La lista podría incluir a Milad Hussein, un vocero del ejército delgado y canoso, de unos 50 años, que tiene un aire maoísta en el vestir y en la seguridad ideológica. Hussein también es el oficial a cargo de los «cursos revolucionarios y guías morales» de las fuerzas armadas, un hombre a su manera lo suficientemente honesto para admitir que muchos de los que tomaron armas de las bases militares eran libios que sabían dónde buscarlas por su servicio militar.
También podría incluirse la implacable figura de Majdi Daba, un dentista libio de 42 años convertido en entrenador de los caballos de carrera ucranianos de un partidario ultrapatriótico de Khadafi, a pesar de su larga ausencia del país. Daba no insiste, como muchos de los partidarios de Khadafi lo hacen, en señalar la educación gratuita de Libia y el cuidado de la salud. En cambio hizo la sorprendente afirmación de «lo quiero porque hizo una nación libre».
En una tradicional casa de té no se nota una intranquilidad obvia. Muy cerca del mar, ahí nadie habla de política. La atmósfera y el infaliblemente amable mozo de Mali son placenteramente tranquilos. La televisión muestra fútbol con el volumen bajo. «Todo antes de los bombardeos era ciento por ciento», insiste un cliente. «Pero ahora se puede ver que la gente está apagada.»
Pero el dueño del negocio, que raramente nos da su nombre, dice –siempre que ningún libio esté escuchando– que él también apoya la zona de exclusión aérea, que Khadafi es un «desastre» y que los «voluntarios» son pobres chicos de los suburbios humildes de Buslin y Hadba que necesitan dinero. «Todos los profesionales, médicos, ingenieros, están en su contra. Si esta intervención militar internacional sigue durante unos días, sus defensas se caen, y si la oposición llega del este, entonces la gente aquí hará algo.

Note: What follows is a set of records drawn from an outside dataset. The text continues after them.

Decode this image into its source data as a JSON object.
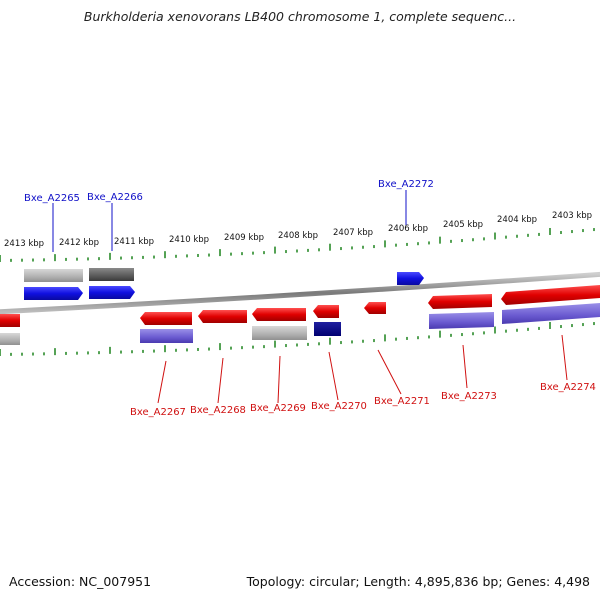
{
  "title": "Burkholderia xenovorans LB400 chromosome 1, complete sequenc...",
  "footer": {
    "accession": "Accession: NC_007951",
    "topology": "Topology: circular; Length: 4,895,836 bp; Genes: 4,498"
  },
  "colors": {
    "forward": "#1010e0",
    "reverse": "#e00000",
    "tick": "#2a8a2a",
    "backbone": "#888888"
  },
  "scale_labels": [
    "2413 kbp",
    "2412 kbp",
    "2411 kbp",
    "2410 kbp",
    "2409 kbp",
    "2408 kbp",
    "2407 kbp",
    "2406 kbp",
    "2405 kbp",
    "2404 kbp",
    "2403 kbp"
  ],
  "genes_top_labels": [
    "Bxe_A2265",
    "Bxe_A2266",
    "Bxe_A2272"
  ],
  "genes_bottom_labels": [
    "Bxe_A2267",
    "Bxe_A2268",
    "Bxe_A2269",
    "Bxe_A2270",
    "Bxe_A2271",
    "Bxe_A2273",
    "Bxe_A2274"
  ]
}
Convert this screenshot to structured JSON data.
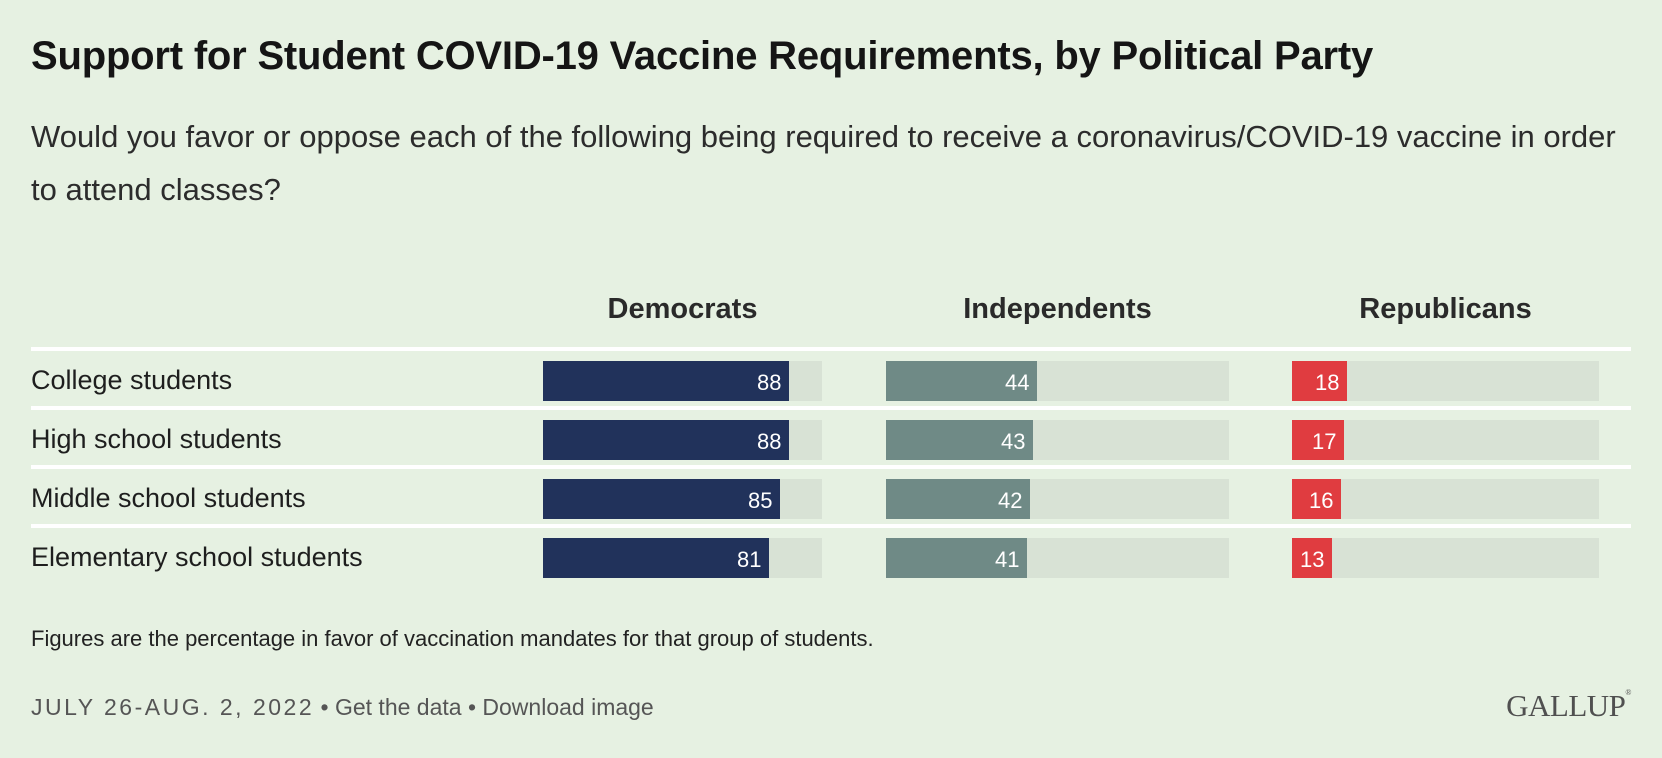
{
  "title": "Support for Student COVID-19 Vaccine Requirements, by Political Party",
  "subtitle": "Would you favor or oppose each of the following being required to receive a coronavirus/COVID-19 vaccine in order to attend classes?",
  "footnote": "Figures are the percentage in favor of vaccination mandates for that group of students.",
  "footer": {
    "date": "JULY 26-AUG. 2, 2022",
    "separator": "•",
    "get_data": "Get the data",
    "download_image": "Download image",
    "logo": "GALLUP"
  },
  "colors": {
    "Democrats": "#21325b",
    "Independents": "#6f8a86",
    "Republicans": "#e03c40",
    "track": "#d8e2d5"
  },
  "chart_data": {
    "type": "bar",
    "orientation": "horizontal",
    "categories": [
      "College students",
      "High school students",
      "Middle school students",
      "Elementary school students"
    ],
    "series": [
      {
        "name": "Democrats",
        "values": [
          88,
          88,
          85,
          81
        ]
      },
      {
        "name": "Independents",
        "values": [
          44,
          43,
          42,
          41
        ]
      },
      {
        "name": "Republicans",
        "values": [
          18,
          17,
          16,
          13
        ]
      }
    ],
    "xlim": [
      0,
      100
    ],
    "grid": false,
    "legend": "column-headers"
  }
}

Pero todos están en silencio porque tienen miedo.»
Y tienen razón, dado que Human Rights Watch informó recientemente que hubo un número desconocido de arrestos de opositores en la ciudad y que su destino es desconocido. Los «sí» del dueño del negocio son muchos, como él lo sabe muy bien.
Cuando dejamos la calle Souk, un cambista del mercado negro nos pregunta de dónde somos. «Trípoli está tranquila, ven. Igual que Londres», dice con una sonrisa. Bueno, sí, el Londres del Agente confidencial, quizás. O Una pistola en venta.